5 февраля 1873 г. Чайковский сообщил отцу, что «составляет» биографию Бетховена для «Гражданина» (Чайковский П. И. Полн. собр. соч.: Литературные произведения и переписка. М., 1959. Т. 5. С. 301), редактором которого был в это время Достоевский. Очерк Чайковского «Бетховен и его время» печатался в № 7, 8, 11, 12 «Гражданина» за 1873 г.

«Я два дня нахожусь под сильным впечатлением повести Достоевского “Братья Карамазовы”, — писал Чайковский. — Третьего дня вечером я прочел первые главы этой повести в... “Русском вестнике”. В ней, как и всегда у Достоевского, являются на сцену какие-то странные сумасброды, какие-то болезненно-нервные фигуры, более напоминающие существа из области горячечного бреда и сонных грез, чем настоящих людей. Как всегда, у него и в этой повести есть что-то щемящее, тоскливое, безнадежное, но, как всегда, минутами являются почти гениальные эпизоды, какие-то непостижимые откровения художественного анализа. Здесь меня поразила, потрясла до рыданий, до истерического припадка одна сцена, где старец Зосима принимает страждущих, пришедших к нему искать у него исцеления. Между ними является женщина, пришедшая за 500 верст искать у него утешения. У нее перемерли по очереди все дети. Похоронивши последнего, она потеряла силы борьбы с горем, бросила дом, мужа и пошла скитаться. Простота, с которой она описывает свое безысходное отчаяние, поразительная сила безыскуственных выражений, в которых изливается ее бесконечная тоска о том, что она никогда, никогда, никогда уже больше не увидит и не услышит его, и особенно когда она говорит: “И не подошла бы к нему, не промолвила, в углу бы притаилась, только бы минуточку едину повидать. Всё это меня до сих пор невероятно хватает за сердце» (Там же. Т. 8. С. 116–117).

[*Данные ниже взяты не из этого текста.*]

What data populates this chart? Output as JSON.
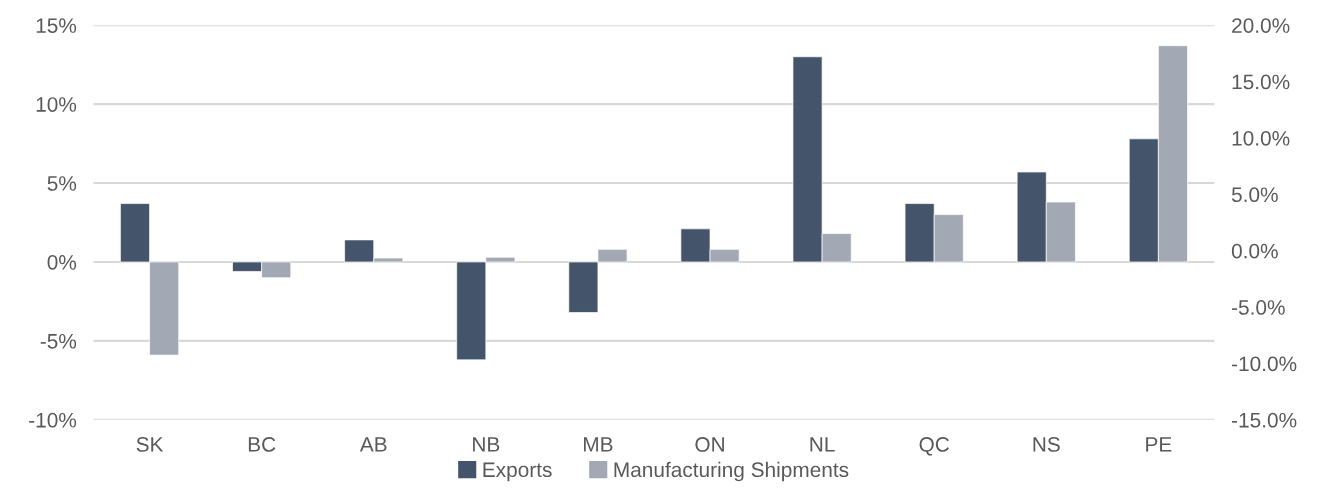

Однако знакомство с последующими главами вызвало у Чайковского отрицательную оценку: «Это начинает быть невыносимо. Все до одного действующие лица — сумасшедшие» (Там же. С. 226), а в 1881 г., перечитав «Братьев Карамазовых», Чайковский писал брату: «Достоевский гениальный, но антипатичный писатель. Чем больше читаю, тем больше он тяготит меня» (Там же. Т. 10. С. 202).

А. А. Гозенпуд, посвятивший теме «Чайковский и Достоевский» специальный этюд, пишет, что «было бы, однако, неверно считать это окончательным выводом» (Гозенпуд А. А. Достоевский и музыкально-театральное искусство. Л., 1981. С. 159–161). В интервью по поводу выхода своей книги А. А. Гозенпуд отметил, что именно Достоевский переубедил своей знаменитой речью на открытии памятника А. С. Пушкину в Москве в 1880 г., где Чайковский встречался с Достоевским, сделать другим финал оперы «Евгений Онегин», так как первоначально у Чайковского в последней сцене Татьяна падает в объятия Онегина (См.: Гозенпуд А. А. Вслушиваясь в Достоевского // Вечерний Ленинград. 1981. 27 июля. № 170).